Zum Beginn des russischen Angriffskriegs auf die Ukraine rollten regelmäßig prorussische Autokorsos durch viele deutsche Städte. Die Teilnehmer machten aus ihrer Sympathie keinen Hehl: Wladimir Putin ist trotz, ja sogar wegen des russischen Angriffskrieges auf die Ukraine ihr Held. Sie sind nicht allein. In Frankreich erlangte Marine Le Pen in der zweiten Runde der Präsidentschaftswahl am vergangenen Sonntag über 40 Prozent der Stimmen. Ihre rechtsextreme Partei hat finanzielle Unterstützung aus Russland erhalten, Putin empfing sie im Kreml mit protokollarischen Ehren.
Beide Vorgänge zeigen: Die Auseinandersetzung zwischen dem autoritären Weltbild eines Wladimir Putin und den Prinzipien der offenen Gesellschaft und der liberalen Demokratie finden nicht nur auf den Schlachtfeldern der Ukraine, sondern mitten unter uns statt. Autoritäre Regime von Moskau bis Peking versuchen gezielt, Demokratien zu unterwandern und zu destabilisieren. Sie nutzen eine ganze Reihe unterschiedlicher Instrumente, die sie geschickt kombinieren: Cyberangriffe, Desinformation und Propaganda und die Finanzierung von Interessengruppen oder extremistischen Parteien sind zentrale Angriffspunkte einer hybriden Kriegsführung, mit der Diktaturen ihre Repression nach innen verschleiern und ihre Aggression nach außen begleiten.
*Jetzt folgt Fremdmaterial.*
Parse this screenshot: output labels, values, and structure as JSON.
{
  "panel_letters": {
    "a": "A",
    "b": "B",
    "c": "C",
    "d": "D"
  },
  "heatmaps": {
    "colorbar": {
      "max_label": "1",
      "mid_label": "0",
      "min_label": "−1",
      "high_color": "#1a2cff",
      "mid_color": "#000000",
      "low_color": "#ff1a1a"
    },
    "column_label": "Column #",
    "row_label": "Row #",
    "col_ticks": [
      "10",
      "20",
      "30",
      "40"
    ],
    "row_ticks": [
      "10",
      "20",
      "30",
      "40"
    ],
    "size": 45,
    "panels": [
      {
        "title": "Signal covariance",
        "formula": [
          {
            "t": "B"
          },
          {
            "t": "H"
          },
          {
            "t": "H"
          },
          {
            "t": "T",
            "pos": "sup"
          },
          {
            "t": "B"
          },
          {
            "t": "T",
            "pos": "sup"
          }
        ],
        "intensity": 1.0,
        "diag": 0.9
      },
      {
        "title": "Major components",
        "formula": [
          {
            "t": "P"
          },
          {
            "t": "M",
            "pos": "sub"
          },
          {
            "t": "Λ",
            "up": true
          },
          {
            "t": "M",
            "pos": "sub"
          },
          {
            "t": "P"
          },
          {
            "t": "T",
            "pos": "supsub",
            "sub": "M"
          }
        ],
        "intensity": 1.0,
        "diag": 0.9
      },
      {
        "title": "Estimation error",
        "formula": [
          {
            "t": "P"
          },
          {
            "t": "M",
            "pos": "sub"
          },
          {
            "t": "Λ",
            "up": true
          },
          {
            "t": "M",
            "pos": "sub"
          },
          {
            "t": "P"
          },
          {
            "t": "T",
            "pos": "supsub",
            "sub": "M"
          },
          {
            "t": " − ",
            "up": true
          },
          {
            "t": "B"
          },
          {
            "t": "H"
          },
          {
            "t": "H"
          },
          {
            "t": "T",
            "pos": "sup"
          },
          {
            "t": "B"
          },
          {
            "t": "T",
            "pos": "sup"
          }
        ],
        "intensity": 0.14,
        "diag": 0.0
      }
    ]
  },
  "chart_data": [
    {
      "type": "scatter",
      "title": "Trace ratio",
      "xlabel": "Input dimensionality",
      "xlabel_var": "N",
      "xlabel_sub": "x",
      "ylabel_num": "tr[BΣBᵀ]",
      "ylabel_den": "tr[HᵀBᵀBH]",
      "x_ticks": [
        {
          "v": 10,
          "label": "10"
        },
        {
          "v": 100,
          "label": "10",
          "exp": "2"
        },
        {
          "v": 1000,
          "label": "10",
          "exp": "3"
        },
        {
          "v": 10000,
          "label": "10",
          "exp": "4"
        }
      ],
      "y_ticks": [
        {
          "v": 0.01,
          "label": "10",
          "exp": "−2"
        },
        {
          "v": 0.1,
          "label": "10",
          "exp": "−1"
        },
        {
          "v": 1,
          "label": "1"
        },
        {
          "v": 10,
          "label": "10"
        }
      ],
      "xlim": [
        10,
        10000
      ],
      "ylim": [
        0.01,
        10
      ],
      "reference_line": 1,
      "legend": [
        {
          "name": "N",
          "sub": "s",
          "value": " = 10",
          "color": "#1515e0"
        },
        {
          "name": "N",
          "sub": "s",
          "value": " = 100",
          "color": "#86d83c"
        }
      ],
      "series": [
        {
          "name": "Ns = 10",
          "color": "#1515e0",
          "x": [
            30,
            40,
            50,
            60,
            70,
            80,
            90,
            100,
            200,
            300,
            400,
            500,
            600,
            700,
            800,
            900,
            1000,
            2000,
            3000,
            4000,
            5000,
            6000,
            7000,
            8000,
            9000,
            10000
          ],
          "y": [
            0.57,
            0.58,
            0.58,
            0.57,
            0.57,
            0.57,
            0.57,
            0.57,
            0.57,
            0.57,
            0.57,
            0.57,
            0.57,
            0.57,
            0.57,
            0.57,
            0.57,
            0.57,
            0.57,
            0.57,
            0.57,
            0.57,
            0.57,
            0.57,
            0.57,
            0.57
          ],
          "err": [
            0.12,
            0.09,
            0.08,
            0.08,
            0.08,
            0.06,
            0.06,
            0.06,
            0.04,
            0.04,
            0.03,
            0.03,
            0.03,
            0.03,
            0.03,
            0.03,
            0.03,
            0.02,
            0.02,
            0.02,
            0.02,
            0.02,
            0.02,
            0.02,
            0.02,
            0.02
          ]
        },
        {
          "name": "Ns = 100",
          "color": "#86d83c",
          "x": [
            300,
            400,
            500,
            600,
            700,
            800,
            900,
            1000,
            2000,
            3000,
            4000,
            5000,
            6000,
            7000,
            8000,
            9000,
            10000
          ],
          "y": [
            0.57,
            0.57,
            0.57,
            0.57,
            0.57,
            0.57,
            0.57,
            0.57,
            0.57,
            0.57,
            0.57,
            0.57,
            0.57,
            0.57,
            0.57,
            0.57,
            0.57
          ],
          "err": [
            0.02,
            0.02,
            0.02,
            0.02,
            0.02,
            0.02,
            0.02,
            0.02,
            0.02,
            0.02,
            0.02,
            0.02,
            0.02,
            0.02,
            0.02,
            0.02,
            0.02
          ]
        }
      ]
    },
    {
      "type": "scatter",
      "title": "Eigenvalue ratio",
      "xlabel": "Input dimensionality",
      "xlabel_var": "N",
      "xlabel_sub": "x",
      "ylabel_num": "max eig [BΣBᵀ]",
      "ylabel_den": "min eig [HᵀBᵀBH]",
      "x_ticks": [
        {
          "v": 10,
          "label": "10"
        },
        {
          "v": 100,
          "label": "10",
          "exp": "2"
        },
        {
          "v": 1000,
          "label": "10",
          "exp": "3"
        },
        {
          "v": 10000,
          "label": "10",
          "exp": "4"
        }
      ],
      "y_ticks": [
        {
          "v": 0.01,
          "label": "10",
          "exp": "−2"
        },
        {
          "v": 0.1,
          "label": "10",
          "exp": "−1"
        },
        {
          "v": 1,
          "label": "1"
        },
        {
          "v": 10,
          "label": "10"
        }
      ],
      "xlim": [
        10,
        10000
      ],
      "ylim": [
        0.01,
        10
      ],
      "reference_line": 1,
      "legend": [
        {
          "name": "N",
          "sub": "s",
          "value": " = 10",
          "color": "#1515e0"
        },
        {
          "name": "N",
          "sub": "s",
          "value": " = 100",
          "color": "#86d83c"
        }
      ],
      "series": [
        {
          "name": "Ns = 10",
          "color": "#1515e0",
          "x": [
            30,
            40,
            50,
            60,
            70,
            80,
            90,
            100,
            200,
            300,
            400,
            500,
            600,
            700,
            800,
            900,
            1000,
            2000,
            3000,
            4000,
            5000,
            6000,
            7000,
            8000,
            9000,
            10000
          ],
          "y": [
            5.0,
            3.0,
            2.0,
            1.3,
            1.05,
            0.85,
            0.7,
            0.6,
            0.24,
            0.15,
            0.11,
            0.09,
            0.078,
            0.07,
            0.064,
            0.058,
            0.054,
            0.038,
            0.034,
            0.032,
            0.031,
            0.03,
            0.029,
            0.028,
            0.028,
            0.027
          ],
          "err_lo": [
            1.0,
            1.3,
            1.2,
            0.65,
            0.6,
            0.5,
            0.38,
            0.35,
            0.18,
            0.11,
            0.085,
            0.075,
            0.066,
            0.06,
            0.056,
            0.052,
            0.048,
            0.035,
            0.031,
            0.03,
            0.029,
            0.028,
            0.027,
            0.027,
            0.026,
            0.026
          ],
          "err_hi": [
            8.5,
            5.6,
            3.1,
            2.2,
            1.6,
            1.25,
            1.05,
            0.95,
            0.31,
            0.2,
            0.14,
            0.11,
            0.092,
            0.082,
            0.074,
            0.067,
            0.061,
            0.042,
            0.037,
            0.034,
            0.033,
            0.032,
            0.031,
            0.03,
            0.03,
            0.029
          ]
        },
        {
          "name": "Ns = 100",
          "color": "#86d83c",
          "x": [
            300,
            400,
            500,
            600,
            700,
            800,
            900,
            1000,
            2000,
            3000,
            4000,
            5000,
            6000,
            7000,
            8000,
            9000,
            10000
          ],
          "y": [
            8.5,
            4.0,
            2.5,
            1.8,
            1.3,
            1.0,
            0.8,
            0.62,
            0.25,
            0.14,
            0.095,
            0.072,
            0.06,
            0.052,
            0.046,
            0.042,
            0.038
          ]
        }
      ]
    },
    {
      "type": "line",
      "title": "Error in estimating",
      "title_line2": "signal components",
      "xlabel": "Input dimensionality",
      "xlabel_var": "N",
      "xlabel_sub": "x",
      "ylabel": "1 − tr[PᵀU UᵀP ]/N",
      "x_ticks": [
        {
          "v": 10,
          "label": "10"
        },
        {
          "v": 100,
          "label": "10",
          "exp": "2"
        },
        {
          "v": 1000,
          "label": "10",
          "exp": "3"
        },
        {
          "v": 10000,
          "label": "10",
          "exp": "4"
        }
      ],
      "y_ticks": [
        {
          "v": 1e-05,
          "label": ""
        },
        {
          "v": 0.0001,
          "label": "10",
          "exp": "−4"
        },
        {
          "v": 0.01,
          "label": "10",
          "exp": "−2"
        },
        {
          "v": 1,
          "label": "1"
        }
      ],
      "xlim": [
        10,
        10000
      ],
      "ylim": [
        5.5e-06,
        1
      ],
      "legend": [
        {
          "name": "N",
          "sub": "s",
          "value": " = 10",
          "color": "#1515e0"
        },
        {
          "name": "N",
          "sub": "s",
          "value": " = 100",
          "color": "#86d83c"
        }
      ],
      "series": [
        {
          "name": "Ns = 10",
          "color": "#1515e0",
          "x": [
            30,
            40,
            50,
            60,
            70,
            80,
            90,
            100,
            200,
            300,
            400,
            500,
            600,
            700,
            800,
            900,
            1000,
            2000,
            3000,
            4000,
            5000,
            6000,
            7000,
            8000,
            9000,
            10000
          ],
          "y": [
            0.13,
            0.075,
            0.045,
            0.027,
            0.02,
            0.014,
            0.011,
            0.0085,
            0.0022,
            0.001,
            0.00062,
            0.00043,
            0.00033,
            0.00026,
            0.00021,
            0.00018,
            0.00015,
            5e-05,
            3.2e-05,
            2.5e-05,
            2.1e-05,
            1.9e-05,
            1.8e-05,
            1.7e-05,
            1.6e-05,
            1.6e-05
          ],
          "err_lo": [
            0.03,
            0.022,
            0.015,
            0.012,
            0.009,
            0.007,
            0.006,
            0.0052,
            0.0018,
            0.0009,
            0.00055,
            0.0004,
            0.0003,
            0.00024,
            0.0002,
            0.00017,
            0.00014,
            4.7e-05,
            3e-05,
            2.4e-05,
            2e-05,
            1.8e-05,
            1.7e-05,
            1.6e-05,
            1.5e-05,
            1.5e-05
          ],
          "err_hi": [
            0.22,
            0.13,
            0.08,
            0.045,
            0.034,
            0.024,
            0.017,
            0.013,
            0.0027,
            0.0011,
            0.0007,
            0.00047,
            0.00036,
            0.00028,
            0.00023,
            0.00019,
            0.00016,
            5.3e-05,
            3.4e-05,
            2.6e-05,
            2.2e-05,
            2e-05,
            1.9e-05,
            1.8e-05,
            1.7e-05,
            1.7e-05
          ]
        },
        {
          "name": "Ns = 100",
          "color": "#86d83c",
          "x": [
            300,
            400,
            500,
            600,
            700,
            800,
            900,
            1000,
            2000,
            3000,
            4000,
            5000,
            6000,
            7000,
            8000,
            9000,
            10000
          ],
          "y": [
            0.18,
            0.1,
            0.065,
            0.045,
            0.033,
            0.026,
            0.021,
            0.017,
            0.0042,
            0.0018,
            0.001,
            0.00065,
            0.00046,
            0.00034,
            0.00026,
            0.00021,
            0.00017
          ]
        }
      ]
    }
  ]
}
Durch Lügen, Verwirrung und Mehrdeutigkeiten werden Menschenrechtsverletzungen und Kriegsverbrechen überdeckt. Zweifel an den Institutionen und der Handlungsfähigkeit der Demokratie eröffnen einen Raum, in dem sich autoritäre Herrscher als starke Führungspersönlichkeiten inszenieren können. Um diese Ziele zu erreichen, nutzen autoritäre Regime gezielt die Freiheiten aus, die sie ihren eigenen Bürgerinnen und Bürgern verwehren.
Selbstverständlich können sich Menschen russischer Herkunft in Deutschland auch mittels russischer Medien informieren. Wenn sich daraus jedoch eine dauerhafte Abkapselung bestimmter Milieus ergibt, deren Angehörige im Wohnzimmer ausschließlich die Staatspropaganda einer Diktatur empfangen und anschließend im Wahllokal über die Geschicke einer Demokratie mitentscheiden sollen, dann gerät die Demokratie ins Hintertreffen. Seit Anfang März ist die Ausstrahlung russischer Propaganda-Maschinen wie RT und Sputnik in der Europäischen Union untersagt. Dieses weitreichende Vorgehen mag angesichts der akuten Angriffe in der Ukraine gerechtfertigt sein. Doch langfristig müssen russischsprachige Bürgerinnen und Bürger besser durch mediale Angebote erreicht werden, die eine ausgewogene Information gewährleisten. Sowohl die Öffentlichkeitsarbeit des Staates als auch journalistische Angebote in russischer Sprache müssen ausgeweitet werden. Die Deutsche Welle muss ihre fremdsprachigen Angebote endlich auch im Inland senden dürfen.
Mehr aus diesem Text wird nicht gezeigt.